Entrepreneurs often feel they need to be capable of handling every business need themselves. This isn’t an entirely negative impulse, as we’ll discuss below, but there comes a time when being your own jack-of-all-trades becomes detrimental to your company’s growth and revenue potential. In this article we’ll look at how to identify that tipping point, what sort of expertise you should be outsourcing, and how to manage your expert help. Remember, as an entrepreneur your job isn’t to do everything – it’s to establish and grow a successful business!
Assess your own effectiveness
In the early stages of a startup company, it may be possible to handle all legal, accounting, marketing, and operational tasks yourself. But if your objective is to grow the business, this isn’t going to be possible for long. As an entrepreneur, ask yourself whether you’re losing money or growth opportunities due to drags in effectiveness. Entrepreneur and internet marketing expert Neil Patel suggests entrepreneurs never hire help simply because they’re busy; rather, wait until you find yourself turning down work, ready to capitalize on new revenue streams, or starting to get customer complaints. These are signs that the opportunity cost of being entrepreneurial superman are starting to outweigh the fiscal costs.
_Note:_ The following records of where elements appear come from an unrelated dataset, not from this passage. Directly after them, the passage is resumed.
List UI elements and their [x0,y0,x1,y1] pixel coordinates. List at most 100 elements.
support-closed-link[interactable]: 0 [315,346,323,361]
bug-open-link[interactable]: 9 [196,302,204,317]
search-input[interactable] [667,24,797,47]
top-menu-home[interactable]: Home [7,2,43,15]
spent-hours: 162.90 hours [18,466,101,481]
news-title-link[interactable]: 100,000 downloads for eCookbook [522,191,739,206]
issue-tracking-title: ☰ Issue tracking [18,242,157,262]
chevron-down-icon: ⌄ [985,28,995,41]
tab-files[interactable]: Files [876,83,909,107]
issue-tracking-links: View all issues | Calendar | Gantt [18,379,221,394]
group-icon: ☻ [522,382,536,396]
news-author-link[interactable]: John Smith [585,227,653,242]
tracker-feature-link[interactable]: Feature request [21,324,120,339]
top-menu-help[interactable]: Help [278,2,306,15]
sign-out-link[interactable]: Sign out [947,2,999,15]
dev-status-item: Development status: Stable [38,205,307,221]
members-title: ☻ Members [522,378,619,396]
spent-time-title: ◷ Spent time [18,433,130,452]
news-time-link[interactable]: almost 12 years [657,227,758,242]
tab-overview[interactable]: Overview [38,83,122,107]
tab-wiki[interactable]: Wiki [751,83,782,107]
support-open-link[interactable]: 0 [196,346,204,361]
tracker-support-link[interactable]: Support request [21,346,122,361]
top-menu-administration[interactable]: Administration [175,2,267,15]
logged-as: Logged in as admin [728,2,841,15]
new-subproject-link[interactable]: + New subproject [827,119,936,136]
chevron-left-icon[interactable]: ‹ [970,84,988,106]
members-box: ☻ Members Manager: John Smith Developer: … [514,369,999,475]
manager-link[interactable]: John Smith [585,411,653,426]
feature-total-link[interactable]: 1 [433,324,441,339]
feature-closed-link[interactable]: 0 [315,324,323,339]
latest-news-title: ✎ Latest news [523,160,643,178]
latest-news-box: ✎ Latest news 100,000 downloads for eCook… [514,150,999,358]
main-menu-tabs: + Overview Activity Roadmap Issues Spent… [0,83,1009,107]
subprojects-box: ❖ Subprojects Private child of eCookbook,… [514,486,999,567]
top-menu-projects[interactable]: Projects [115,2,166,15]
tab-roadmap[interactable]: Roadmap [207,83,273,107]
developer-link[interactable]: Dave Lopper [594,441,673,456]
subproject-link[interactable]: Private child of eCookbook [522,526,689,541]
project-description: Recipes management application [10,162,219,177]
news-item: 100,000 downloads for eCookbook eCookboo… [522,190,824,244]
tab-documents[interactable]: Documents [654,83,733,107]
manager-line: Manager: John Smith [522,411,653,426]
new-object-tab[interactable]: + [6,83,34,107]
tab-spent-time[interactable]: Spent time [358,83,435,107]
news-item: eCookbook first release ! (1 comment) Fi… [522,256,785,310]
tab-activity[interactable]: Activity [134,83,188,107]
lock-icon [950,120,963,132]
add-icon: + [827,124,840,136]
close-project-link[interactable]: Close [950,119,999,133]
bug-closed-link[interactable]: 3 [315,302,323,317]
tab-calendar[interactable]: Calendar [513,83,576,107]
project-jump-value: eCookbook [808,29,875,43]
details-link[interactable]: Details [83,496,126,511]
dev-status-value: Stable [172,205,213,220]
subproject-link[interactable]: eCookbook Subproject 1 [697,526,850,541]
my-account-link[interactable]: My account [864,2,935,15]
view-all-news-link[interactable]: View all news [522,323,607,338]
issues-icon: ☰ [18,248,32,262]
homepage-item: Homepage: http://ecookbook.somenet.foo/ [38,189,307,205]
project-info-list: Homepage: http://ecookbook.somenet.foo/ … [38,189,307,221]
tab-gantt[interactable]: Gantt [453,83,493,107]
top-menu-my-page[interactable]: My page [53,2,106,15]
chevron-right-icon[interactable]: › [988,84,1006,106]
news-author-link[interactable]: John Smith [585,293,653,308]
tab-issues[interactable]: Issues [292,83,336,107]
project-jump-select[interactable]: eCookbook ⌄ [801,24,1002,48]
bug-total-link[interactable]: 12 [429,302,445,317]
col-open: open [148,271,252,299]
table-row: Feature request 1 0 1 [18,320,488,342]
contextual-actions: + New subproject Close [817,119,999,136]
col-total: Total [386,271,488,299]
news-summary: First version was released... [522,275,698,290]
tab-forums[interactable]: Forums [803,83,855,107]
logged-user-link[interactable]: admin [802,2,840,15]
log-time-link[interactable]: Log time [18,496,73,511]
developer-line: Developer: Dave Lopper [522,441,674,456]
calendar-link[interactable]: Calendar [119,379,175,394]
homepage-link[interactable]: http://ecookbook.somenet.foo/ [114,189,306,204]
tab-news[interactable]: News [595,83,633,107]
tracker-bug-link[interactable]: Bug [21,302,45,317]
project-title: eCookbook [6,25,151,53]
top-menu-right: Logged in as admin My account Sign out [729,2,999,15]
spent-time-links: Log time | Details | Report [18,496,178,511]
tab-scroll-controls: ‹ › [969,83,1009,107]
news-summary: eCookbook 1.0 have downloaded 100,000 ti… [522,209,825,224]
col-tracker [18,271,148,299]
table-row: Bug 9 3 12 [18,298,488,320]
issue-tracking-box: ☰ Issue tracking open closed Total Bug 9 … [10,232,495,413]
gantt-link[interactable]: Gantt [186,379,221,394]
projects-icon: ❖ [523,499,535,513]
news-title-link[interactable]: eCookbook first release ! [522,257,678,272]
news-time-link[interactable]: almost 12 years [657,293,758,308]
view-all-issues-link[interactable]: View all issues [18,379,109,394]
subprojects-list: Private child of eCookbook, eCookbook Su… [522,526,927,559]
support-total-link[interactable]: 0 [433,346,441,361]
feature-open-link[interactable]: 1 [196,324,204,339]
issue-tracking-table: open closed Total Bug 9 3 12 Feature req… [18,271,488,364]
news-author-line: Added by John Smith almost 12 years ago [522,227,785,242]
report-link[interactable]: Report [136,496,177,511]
Business needs change, and so should your expert help
So maybe you already have a few experts in law, accounting, or marketing who have been helping you get your business started. As your company grows, seriously consider whether the outside help you started with is still appropriate to your current business needs. Lawyers and accountants who advised you on startup issues, such as how to define and establish yourself, may not be best suited to advising on how to expand and structure a growing business. Getting expert help from a specialist in raising startup funds is not going to be nearly as useful when your business objectives shift to scaling and structuring a growing business.
Investment in the right people pays off in the long run
As a new startup owner hiring outside help can be intimidating. Experts aren’t cheap, and taking on a full time employee with a specialized background is a significant investment. If hiring someone full time is too big a risk, or if you’re still not certain of how much expert help will really boost your company’s performance, consider testing the waters with a consultant. A short term work contract with a consultant can show you whether you’re really ready to make that hire, and help you project how well it will pay off.
Entrepreneur.com recommends evaluating consultants and experts based on their understanding of your industry and business, experience, ability to communicate, availability, rapport, cost, and references. It may feel disloyal to stop working with the experts who got you off the ground. However, at the end of the day the true basis of your relationship with an expert is the health of your business, and if that’s not being supported as effectively as it could then it’s time to find new expert help.
It take expertise to utilize experts
The blessing and curse of outside experts is that they are, well, experts. By definition that means someone who is specialized in a specific niche. A financial controller won’t have the expertise to assess and address issues as an auditor or tax expert would, much less make comprehensive financial plans that neatly fit your marketing or legal needs. The key is to know enough to ask the right questions so that you receive appropriate and effective help, and understand all aspects of your business clearly enough to make sound decisions yourself. You don’t have to be a tax lawyer yourself, but you should be brushing up on tax law enough to be able ask questions and communicate capably about your business’s tax law needs.
Another way to think of it is that as an entrepreneur wearing different hats to help your business grow, you should continually hire and then fire yourself to do different jobs. Identify a need, try it out and do some deep learning, and then hire someone to do it more effectively than you can.